This time of year I look for ATV trails in warmer parts of the state. I had some pretty cold rides last winter. I found just such a ride in Kane County on the Mail Drop Trails, a ride replete with pioneer and Indian history.
Traveling south from Carmel Junction on U.S. 89, we turned west on County Road 43; the Coral Pink Sand Dunes Road. We staged about 15.3 miles from the junction.
Heading north, we passed through Elephant Cove by Elephant Butte. Our guide on this ride was JayVar Campbell. I was eating up his story about he history of the landmark. He told about the elephants the pioneers used to haul cut lumber off the butte. He even showed us a place the animals could reach the top. The last one died at about the turn of the century.
After I had completely swallowed the hook, so to speak, I learned the real story behind the name. One side of the butte has a form that suggests the head and part of the trunk of an elephant. Now I wonder if JayVar is his real name.
The trails we were riding were made by mail carriers on a route between St. George and Kanab. The butte we passed was not known to the pioneers as Elephant Butte in the late 1800s. That name made it to the maps after the turn of the century. The mail carriers knew the land by the names of the communities and ranches whose inhabitants looked for news. At one point, the area supported more than 500 communities settled by Mormon colonizers sent by Brigham Young. We rode to the top of Harris Mountain, named for one of the ranches served by the mail system.
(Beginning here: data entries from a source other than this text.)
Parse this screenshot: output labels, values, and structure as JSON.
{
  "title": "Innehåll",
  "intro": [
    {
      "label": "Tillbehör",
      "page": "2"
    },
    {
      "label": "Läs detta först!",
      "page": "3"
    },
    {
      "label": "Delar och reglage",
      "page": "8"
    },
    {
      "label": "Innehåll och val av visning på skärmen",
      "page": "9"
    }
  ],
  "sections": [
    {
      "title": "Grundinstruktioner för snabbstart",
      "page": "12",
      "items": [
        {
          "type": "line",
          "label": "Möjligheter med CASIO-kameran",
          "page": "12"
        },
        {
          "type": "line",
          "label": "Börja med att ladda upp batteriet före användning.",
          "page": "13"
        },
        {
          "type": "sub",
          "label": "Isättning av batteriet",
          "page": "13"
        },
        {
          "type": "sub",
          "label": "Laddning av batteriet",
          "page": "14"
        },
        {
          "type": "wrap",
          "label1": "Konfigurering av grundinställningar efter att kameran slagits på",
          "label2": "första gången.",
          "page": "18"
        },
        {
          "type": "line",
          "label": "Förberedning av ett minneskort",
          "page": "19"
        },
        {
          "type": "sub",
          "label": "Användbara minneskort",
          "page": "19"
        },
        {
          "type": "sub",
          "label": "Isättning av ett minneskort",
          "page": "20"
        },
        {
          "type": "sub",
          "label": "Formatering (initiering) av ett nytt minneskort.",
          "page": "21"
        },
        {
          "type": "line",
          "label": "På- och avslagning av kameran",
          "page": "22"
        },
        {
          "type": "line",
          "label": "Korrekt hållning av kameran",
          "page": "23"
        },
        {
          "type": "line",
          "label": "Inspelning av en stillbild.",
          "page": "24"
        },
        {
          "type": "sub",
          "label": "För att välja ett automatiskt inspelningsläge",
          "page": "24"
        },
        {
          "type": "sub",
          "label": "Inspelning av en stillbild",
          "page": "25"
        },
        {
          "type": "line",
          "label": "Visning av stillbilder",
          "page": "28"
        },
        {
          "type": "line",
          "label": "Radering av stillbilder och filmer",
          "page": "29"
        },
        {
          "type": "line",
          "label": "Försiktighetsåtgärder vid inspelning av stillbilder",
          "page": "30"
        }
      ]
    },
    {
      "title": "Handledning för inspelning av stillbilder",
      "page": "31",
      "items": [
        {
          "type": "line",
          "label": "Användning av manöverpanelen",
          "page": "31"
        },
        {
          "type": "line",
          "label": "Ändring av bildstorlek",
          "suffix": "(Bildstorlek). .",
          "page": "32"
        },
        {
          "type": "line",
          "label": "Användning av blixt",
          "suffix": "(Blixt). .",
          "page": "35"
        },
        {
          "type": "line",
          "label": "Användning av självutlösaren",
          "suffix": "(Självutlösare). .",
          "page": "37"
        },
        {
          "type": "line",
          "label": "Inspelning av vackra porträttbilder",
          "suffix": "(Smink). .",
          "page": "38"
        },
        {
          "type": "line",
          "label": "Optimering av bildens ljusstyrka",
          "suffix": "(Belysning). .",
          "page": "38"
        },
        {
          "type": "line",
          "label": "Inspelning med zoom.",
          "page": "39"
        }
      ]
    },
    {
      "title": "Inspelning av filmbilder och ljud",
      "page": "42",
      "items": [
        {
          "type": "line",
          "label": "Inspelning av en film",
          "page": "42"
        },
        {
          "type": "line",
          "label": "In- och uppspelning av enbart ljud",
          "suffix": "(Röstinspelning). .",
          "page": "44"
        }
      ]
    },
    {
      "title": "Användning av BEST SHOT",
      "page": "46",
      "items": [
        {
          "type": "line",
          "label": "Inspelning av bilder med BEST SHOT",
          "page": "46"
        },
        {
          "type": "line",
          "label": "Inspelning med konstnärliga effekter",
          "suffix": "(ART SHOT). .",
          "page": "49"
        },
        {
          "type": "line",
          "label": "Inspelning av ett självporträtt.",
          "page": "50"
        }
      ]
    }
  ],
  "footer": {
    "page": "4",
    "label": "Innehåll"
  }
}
After coming down the mountain, we rode a mail trail on the back side of Elephant Butte to an overlook of Cottonwood Canyon. The next canyon to the west features Short Creek, which makes its way down into the controversial settlements of Hildale and Colorado City.
Turning north, the history changed from pioneer to Indian. We stopped for lunch at a place known as the Warriors Walk. It is assumed that this place had special meaning to the Piute Tribe as they were the predominant clan in that area. A path marked on either side by stones of varying sizes, leads across a slope of bare rock about 150 yards into a grove of trees. A cave in the trees, long since filled with sand, had some significance as a place to culminate a ceremony.
Traveling north again on the mail trails; we took a side trip west to Broad Hollow stopping short of the biggest obstacle facing successful postal service. The Mail Drop is a point about 2,000 feet above Shunesburg; a settlement of about 1,000 people which is now a ghost town.
The obstacle is a sheer cliff that drops 650 feet to the canyon floor and then down the gorge the rest of 2,000 feet to the town. A treacherous route called the "Wiggle Trail" down the face of the cliff proved too dangerous on horseback and too arduous on foot. The problem was solved by installing a pulley system secured at the top and bottom of the cliff. The St. George pouch was dropped on the pulley to the Shunesburg carrier who then attached the pouch from Kanab and hauled it up to the top.
We backtracked to the junction traveling east and took another side trip on these historical trails. This time our route took us north to an overlook that gave us a spectacular view into Rock Canyon. We could see the East Fork of the Virgin River in the bottom of the gorge and wondered if any mail had to be delivered there.
We headed back to the staging area full of appreciation for the struggles of the early pioneers. Should you decide to go, let me know. It is worth the trip. There are guides who will take you for the fun of riding. Take plenty of water, tread lightly, and keep the rubber side down.